My phone rang two days ago late morning and on the other end was my “real son.” I say it because he was calm, rational and I was able to have a dialect with him. THIS is my son. The rationality is short lived, just a mere number of days but I take it when I can get him that way. We are going to visit him soon and I have been compiling a list of what he needs for his small rented room. He has nothing.

We discuss the basics, he and I. A hot plate, a convection oven, food, dishes, all the things one needs in a new place. He then tells me his therapist had him take a random drug test and she has informed him he will be changed from his present Benzo’ medication to a different one. Later after we have hung up I call his therapist to express my concern about his dramatic highs and lows and also inquire if she would consider putting him on a stabilizer. One thing that’s always been consistent is son allowing me to speak to anyone medical or otherwise with his permission.
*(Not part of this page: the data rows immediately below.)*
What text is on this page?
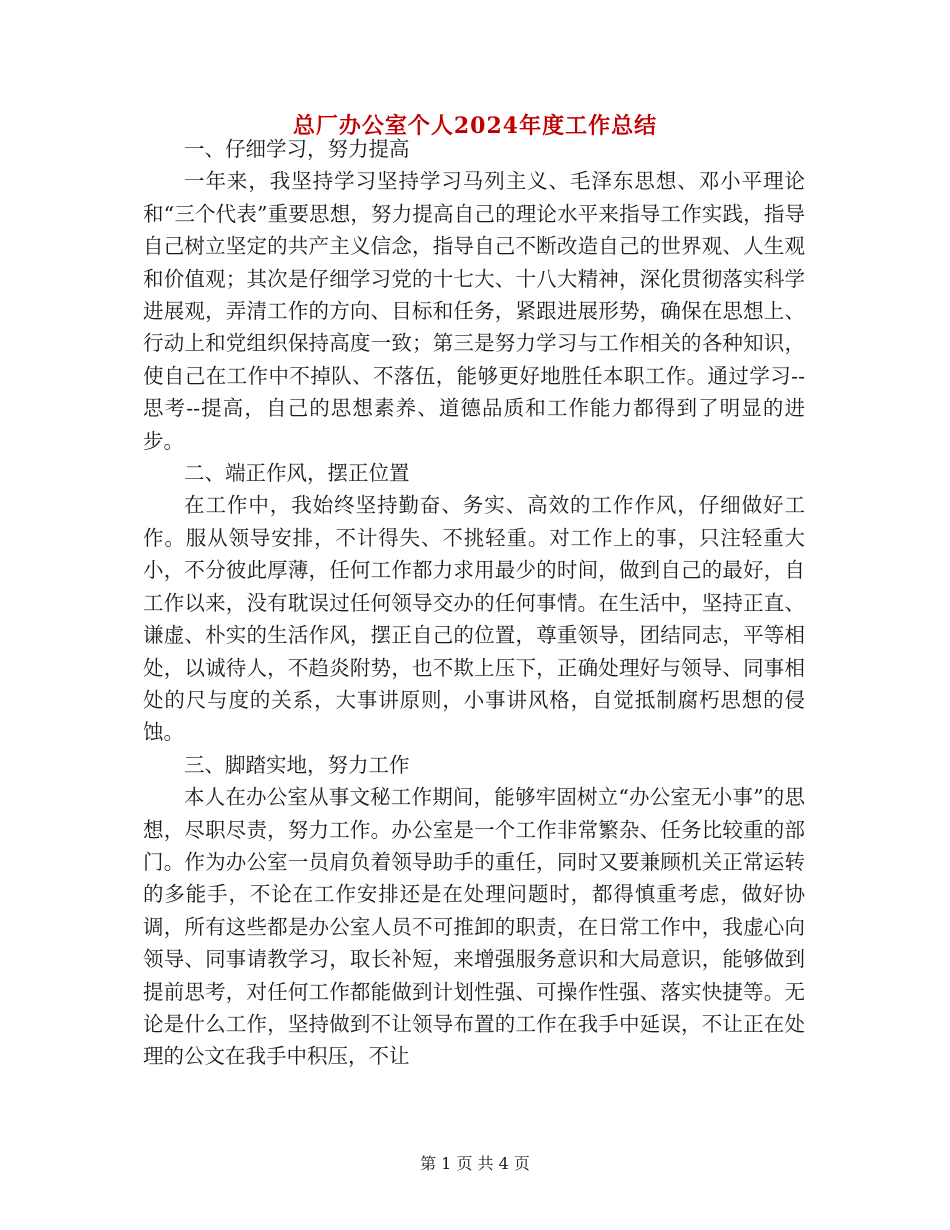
总厂办公室个人2024年度工作总结

一、仔细学习，努力提高

一年来，我坚持学习坚持学习马列主义、毛泽东思想、邓小平理论和“三个代表”重要思想，努力提高自己的理论水平来指导工作实践，指导自己树立坚定的共产主义信念，指导自己不断改造自己的世界观、人生观和价值观；其次是仔细学习党的十七大、十八大精神，深化贯彻落实科学进展观，弄清工作的方向、目标和任务，紧跟进展形势，确保在思想上、行动上和党组织保持高度一致；第三是努力学习与工作相关的各种知识，使自己在工作中不掉队、不落伍，能够更好地胜任本职工作。通过学习--思考--提高，自己的思想素养、道德品质和工作能力都得到了明显的进步。

二、端正作风，摆正位置

在工作中，我始终坚持勤奋、务实、高效的工作作风，仔细做好工作。服从领导安排，不计得失、不挑轻重。对工作上的事，只注轻重大小，不分彼此厚薄，任何工作都力求用最少的时间，做到自己的最好，自工作以来，没有耽误过任何领导交办的任何事情。在生活中，坚持正直、谦虚、朴实的生活作风，摆正自己的位置，尊重领导，团结同志，平等相处，以诚待人，不趋炎附势，也不欺上压下，正确处理好与领导、同事相处的尺与度的关系，大事讲原则，小事讲风格，自觉抵制腐朽思想的侵蚀。

三、脚踏实地，努力工作

本人在办公室从事文秘工作期间，能够牢固树立“办公室无小事”的思想，尽职尽责，努力工作。办公室是一个工作非常繁杂、任务比较重的部门。作为办公室一员肩负着领导助手的重任，同时又要兼顾机关正常运转的多能手，不论在工作安排还是在处理问题时，都得慎重考虑，做好协调，所有这些都是办公室人员不可推卸的职责，在日常工作中，我虚心向领导、同事请教学习，取长补短，来增强服务意识和大局意识，能够做到提前思考，对任何工作都能做到计划性强、可操作性强、落实快捷等。无论是什么工作，坚持做到不让领导布置的工作在我手中延误，不让正在处理的公文在我手中积压，不让

第 1 页 共 4 页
The woman is always condescending over the phone, I have a difficult time believing she even wants to help him. Try as he and I have, we cannot seem to get him to see an actual psychiatrist at the clinic he goes to, someone he may have a better sense of communication with. I hope this small reprieve from his demons lasts a few days for both our sakes. This stage is called “Back To Earth,” aptly so because when he phones me I have always teased him by saying “welcome back to the planet.” One day at a time.